= Dongbaek Medal =

Civil award of the Republic of Korea

South Korea issues the Dongbaek Medal as a civil award

Dongbaek Medal (Camellia Emblem) is a civil award of the Republic of Korea. It is the third class of South Korea's Order of Civil Merit, which is the primary series of awards for Korean civilians. Recipients need not be South Korean civilians, however; the honour has been bestowed upon some foreigners.

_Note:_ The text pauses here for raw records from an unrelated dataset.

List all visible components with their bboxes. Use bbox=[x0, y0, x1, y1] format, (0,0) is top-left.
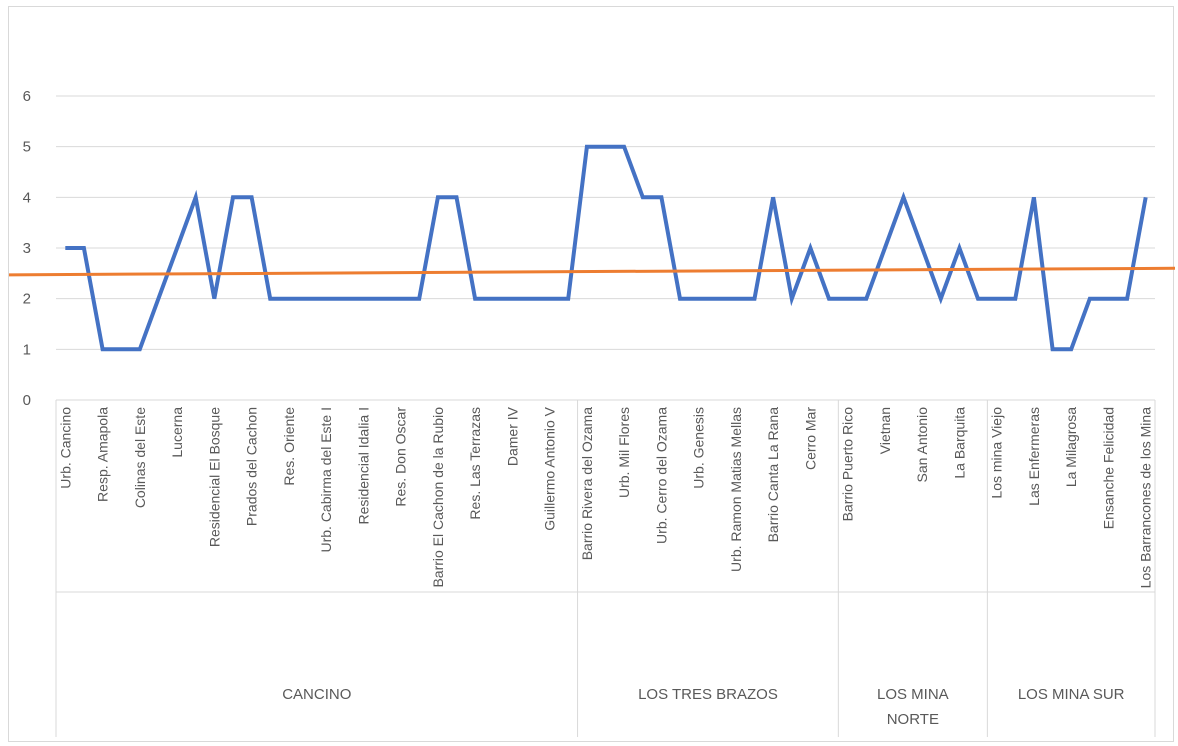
x-tick-label: Residencial El Bosque bbox=[206, 407, 222, 547]
x-tick-label: Vietnan bbox=[877, 407, 893, 454]
x-tick-label: Barrio Canta La Rana bbox=[765, 407, 781, 543]
line-chart: 0 1 2 3 4 5 6 Urb. Cancino Resp. Amapola Colinas… bbox=[9, 88, 1175, 737]
chart-area: 0 1 2 3 4 5 6 Urb. Cancino Resp. Amapola Colinas… bbox=[8, 6, 1175, 742]
trendline bbox=[9, 266, 1175, 277]
group-label: LOS MINA bbox=[877, 686, 949, 703]
x-tick-label: Prados del Cachon bbox=[244, 407, 260, 526]
y-tick-label: 5 bbox=[23, 139, 31, 156]
x-tick-label: Resp. Amapola bbox=[95, 407, 111, 502]
x-tick-label: Residencial Idalia I bbox=[355, 407, 371, 525]
x-tick-label: Urb. Cerro del Ozama bbox=[653, 407, 669, 544]
y-tick-label: 0 bbox=[23, 392, 31, 409]
y-axis-labels: 0 1 2 3 4 5 6 bbox=[23, 88, 31, 409]
x-tick-label: Barrio Puerto Rico bbox=[840, 407, 856, 522]
x-tick-label: Res. Don Oscar bbox=[393, 407, 409, 507]
x-tick-label: Urb. Mil Flores bbox=[616, 407, 632, 498]
x-tick-label: Ensanche Felicidad bbox=[1100, 407, 1116, 529]
group-label: LOS TRES BRAZOS bbox=[638, 686, 778, 703]
x-tick-label: Los mina Viejo bbox=[989, 407, 1005, 499]
y-tick-label: 2 bbox=[23, 291, 31, 308]
gridlines bbox=[56, 95, 1155, 350]
x-tick-label: Damer IV bbox=[504, 406, 520, 466]
x-tick-label: Lucerna bbox=[169, 407, 185, 458]
x-tick-label: Res. Oriente bbox=[281, 407, 297, 486]
x-tick-label: Barrio El Cachon de la Rubio bbox=[430, 407, 446, 588]
x-tick-label: Cerro Mar bbox=[802, 407, 818, 470]
group-label: NORTE bbox=[887, 711, 939, 728]
x-tick-label: Urb. Cabirma del Este I bbox=[318, 407, 334, 553]
x-tick-label: Barrio Rivera del Ozama bbox=[579, 407, 595, 560]
x-tick-label: La Milagrosa bbox=[1063, 407, 1079, 487]
x-tick-label: Urb. Cancino bbox=[57, 407, 73, 489]
x-tick-label: Guillermo Antonio V bbox=[542, 406, 558, 530]
x-tick-label: Las Enfermeras bbox=[1026, 407, 1042, 506]
x-tick-label: Los Barrancones de los Mina bbox=[1138, 407, 1154, 589]
x-tick-label: Res. Las Terrazas bbox=[467, 407, 483, 520]
y-tick-label: 6 bbox=[23, 88, 31, 105]
x-tick-label: San Antonio bbox=[914, 407, 930, 483]
y-tick-label: 4 bbox=[23, 189, 31, 206]
category-groups: CANCINO LOS TRES BRAZOS LOS MINA NORTE LOS M… bbox=[55, 400, 1156, 737]
y-tick-label: 3 bbox=[23, 240, 31, 257]
x-tick-label: Colinas del Este bbox=[132, 407, 148, 508]
series-lines bbox=[9, 144, 1175, 352]
y-tick-label: 1 bbox=[23, 341, 31, 358]
group-label: CANCINO bbox=[282, 686, 351, 703]
x-tick-label: Urb. Genesis bbox=[691, 407, 707, 489]
series-line bbox=[65, 144, 1148, 352]
x-axis: Urb. Cancino Resp. Amapola Colinas del Est… bbox=[56, 399, 1155, 589]
group-label: LOS MINA SUR bbox=[1018, 686, 1125, 703]
x-tick-label: Urb. Ramon Matias Mellas bbox=[728, 407, 744, 572]
x-tick-label: La Barquita bbox=[951, 407, 967, 479]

Recipients of the Dongbaek Medal include:
- Alice Hammond Sharp (2020) Canadian born missionary and teacher; Founder of schools and mentor of Yu Gwan Sun.
- Vincent Courtenay (2014) Canadian veteran of the Korean War and veteran commemoration activist and Member of the 60th Anniversary of the Korean War Commemoration Committee, Republic of Korea (Presidential Order signed by President Park Geun-hye, March, 2014, upon recommendation of Minister of Patriots and Veterans Affairs of the Republic of Korea).
- Grace Bennett (1975), English Christian missionary to South Korea.
- Franklin A. Long (1975), US professor of chemistry.
- Kee-Ryo Chang (1976), Korean surgeon.
- Chae Shik Rho (1982), Korean environmental scientist.
- Yoo Yeong (1983), poet and translator
- Hogil Kim (1985), Korean professor of physics.
- Dieter Hans Kind (1988), German electrical engineer.
- Sun-Tae Kim (1989), Korean Christian theologian and minister.
- In Sun Wui (1992), Korean professor of biology.
- Hee Jung (Edward) Kim (1994), Korean photographer and first Asian Editor-in-Chief of National Geographic.
- Donald Chung (1999), US-based Korean physician and former soldier.
- William Miller (2000), US professor of physics and computer science.
- Youn-Ho Lee (2002), Korean politician.
- Chong Chul Rhee (2003), Australian-based Korean taekwondo master.
- Jun-Sik Han (2006), Korean health executive.
- Joseph Gonnella (year unspecified), US professor of medicine.
- Verent Mills (year unspecified), US Christian missionary to eastern Asia.